Burada harcama ile maliyet arasındaki nüansa dikkat edilmelidir. Harcama terimi; maliyet teriminden daha geniş kapsamlı olup, işletmenin faaliyetini devam ettirebilmesi adına yaptığı direkt ve endirekt bütün gider ve maliyet unsurlarını içine alır.

Maliyetleri iki ana başlıkta toplamak mümkündür. Bunlar satın alma maliyeti ve üretim maliyetidir.

Satın Alma Maliyeti: İşletmede imal edilmeyen, doğrudan dışardan temin edilen iktisadi kıymetlerin edinilmesi sırasında oluşan maliyeti ifade eder. Satın alma maliyeti şöyle formüle edilebilir:

Alış Bedeli + Direkt Alış Giderleri (Nakliye vb. )= Ham Alış Maliyeti;

+ Endirekt Alış Gideri (Komisyon vb.) = Alış Maliyeti;

+ Ticari Organizasyon Giderleri (Pazarlama, Genel Yönetim vb.)

= Toplam Maliyet. 

Üretim Maliyeti: İşletmenin faaliyet konusu ile ilgili mamul veya hizmetleri ortaya çıkarmak için sarf ettiği çeşitli üretim faktörlerinin para ile ifade edilen değerleri toplamı üretim maliyetini verir. Para birimi ile ifade edilmekten kasıt, bu değerin mutlaka para ile satın alınması olmayıp, işleme konu değerin maliyetin oluşumu safhasında ulusal para birimi ile değerinin maliyete dahil edilmesidir. Üretim maliyetini şu şekilde formüle edebiliriz:

İlk Madde + Direkt İşçilik = Ham Üretim Maliyeti;

+ İmalat Giderleri (Yardımcı Md. Endirekt İşçilik vb.)

= Üretim Maliyeti;

+ Ticari Organizasyon Giderleri (Genel Yönetim, Pazarlama vb.)

= Toplam Maliyet.

Satın alma maliyeti, dışardan temin edilen iktisadi kıymetin işletme stoklarına girmesi anına kadar oluşan alış maliyeti ve giderler toplamını, üretim maliyeti de işletme organizasyonu içinde üretilen iktisadi değerlerin satış öncesi aşamaya (veya stoklara alınmasına) kadar oluşan gider ve maliyet toplamını ifade eder.

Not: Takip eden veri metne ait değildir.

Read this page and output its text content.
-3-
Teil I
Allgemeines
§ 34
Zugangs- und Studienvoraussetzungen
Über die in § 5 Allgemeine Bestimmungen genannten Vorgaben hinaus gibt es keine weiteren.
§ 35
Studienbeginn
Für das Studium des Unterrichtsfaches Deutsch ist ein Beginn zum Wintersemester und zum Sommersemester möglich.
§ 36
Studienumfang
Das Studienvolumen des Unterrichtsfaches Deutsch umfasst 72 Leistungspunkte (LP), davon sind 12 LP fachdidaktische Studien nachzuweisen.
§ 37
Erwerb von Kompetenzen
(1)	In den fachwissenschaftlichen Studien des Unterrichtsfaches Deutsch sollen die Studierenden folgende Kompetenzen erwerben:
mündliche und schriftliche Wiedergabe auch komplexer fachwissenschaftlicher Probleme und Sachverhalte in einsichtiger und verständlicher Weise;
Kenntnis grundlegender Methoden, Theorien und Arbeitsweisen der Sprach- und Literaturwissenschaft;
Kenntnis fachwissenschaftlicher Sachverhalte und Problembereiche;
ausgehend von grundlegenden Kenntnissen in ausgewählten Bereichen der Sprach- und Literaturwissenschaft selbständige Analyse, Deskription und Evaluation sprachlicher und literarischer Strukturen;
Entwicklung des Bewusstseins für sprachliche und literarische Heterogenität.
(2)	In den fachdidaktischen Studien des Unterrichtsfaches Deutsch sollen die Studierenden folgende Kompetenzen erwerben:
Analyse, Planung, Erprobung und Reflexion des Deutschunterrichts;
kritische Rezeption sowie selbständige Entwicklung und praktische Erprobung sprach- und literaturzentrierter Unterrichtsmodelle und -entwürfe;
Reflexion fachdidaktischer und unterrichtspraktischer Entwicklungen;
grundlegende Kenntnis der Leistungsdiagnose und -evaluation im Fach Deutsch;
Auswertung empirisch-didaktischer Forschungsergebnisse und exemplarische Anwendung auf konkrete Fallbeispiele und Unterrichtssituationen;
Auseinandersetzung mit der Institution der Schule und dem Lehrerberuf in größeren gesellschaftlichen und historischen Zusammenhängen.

VUK’un 262. maddesinde maliyet bedeli; “ ...İktisadi bir kıymetin iktisap edilmesi veyahut değerinin artırılması münasebetiyle yapılan ödemelerle bunlara müteferri bilumum giderleri ifade eder.” şeklinde tanımlanmıştır. VUK’da yapılan bu tanım, dışarıdan iktisadi kıymet temin etmeye yönelik işlemleri içermekte ve bu işlemleri de iki gruba ayırmaktadır; İktisadi kıymet iktisap edilmesi veya değerinin artırılması.

İktisadi kıymetin iktisap/satmalına maliyeti yukarıda tanımlanmıştı. Bu tür işlemler genellikle iktisadi kıymetin mülkiyetinin elde edilmesi şeklinde olur. Menkul-gayrimenkul mal, alacak ve hakların mülkiyetinin elde edilmesi için yapılan direkt ve endirekt harcama ve giderler toplamı iktisap maliyetini oluşturur.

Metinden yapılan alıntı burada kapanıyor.